6. Why matrices matter
Everything above looks like bookkeeping. Why would mathematicians have agreed on this particular, strange definition of multiplication — and why would the rest of mathematics build so much on top of it?
The short answer, and the topic of the next page: every matrix is a linear transformation. An $m \times n$ matrix $A$ is shorthand for a function that takes an $n$-dimensional input vector and returns an $m$-dimensional output vector, by the rule $\mathbf{x} \mapsto A\mathbf{x}$. Rotations, reflections, projections, shears, and scalings of space are all matrices. Differentiating a polynomial up to degree five is a matrix. Looking up the next state of a Markov chain is a matrix.

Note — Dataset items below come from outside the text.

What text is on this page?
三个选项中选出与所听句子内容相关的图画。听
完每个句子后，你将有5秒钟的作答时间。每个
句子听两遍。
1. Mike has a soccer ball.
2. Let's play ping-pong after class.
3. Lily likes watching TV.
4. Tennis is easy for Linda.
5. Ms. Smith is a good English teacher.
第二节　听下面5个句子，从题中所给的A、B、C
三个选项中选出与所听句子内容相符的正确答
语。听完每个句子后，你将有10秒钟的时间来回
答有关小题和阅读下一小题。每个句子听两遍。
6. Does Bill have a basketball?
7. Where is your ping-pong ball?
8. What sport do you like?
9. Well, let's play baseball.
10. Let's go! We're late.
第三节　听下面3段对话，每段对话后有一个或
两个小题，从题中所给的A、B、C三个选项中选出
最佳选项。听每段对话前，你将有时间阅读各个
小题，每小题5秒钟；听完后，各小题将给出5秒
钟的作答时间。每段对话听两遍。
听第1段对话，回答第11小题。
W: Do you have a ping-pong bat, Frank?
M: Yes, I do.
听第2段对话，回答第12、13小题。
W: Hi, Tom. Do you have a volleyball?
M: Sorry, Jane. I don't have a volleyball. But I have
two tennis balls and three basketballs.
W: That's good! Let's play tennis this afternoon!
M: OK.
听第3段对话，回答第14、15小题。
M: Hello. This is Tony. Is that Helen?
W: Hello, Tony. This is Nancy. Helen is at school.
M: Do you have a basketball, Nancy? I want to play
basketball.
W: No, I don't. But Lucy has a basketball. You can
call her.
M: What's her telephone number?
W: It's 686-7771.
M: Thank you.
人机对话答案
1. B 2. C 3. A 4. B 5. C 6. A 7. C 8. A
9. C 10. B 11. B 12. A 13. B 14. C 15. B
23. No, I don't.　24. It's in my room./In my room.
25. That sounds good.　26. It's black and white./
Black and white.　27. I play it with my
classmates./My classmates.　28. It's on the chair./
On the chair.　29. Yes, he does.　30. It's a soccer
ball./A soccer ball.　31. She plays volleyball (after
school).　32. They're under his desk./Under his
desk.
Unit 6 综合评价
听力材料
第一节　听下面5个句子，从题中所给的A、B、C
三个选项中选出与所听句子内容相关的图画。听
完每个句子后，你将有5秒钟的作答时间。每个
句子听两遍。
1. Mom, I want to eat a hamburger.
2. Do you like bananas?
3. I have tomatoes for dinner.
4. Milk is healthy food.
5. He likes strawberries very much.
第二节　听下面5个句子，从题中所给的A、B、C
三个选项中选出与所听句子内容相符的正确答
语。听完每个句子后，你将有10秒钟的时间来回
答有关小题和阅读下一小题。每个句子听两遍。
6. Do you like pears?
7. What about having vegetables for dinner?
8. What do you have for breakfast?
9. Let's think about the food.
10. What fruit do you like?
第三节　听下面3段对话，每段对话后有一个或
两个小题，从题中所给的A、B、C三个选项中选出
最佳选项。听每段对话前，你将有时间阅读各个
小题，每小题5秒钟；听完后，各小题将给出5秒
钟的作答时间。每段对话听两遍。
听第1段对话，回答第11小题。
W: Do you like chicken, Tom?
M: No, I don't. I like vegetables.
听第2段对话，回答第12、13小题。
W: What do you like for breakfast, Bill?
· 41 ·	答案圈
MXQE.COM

And the row-times-column multiplication rule? It's exactly what you have to do if you want $A(B\mathbf{x})$ — apply $B$ to $\mathbf{x}$, then apply $A$ — to equal $(AB)\mathbf{x}$. In other words, matrix multiplication is composition of linear transformations. It is non-commutative for the same reason composing functions is: doing one thing and then another is not the same as doing them in the other order.
A matrix is not a grid of numbers. A matrix is a function pretending to be a grid of numbers, and the grid only exists so you can compute with it.
That reframing is the whole point of linear algebra, and it's where this thread continues next.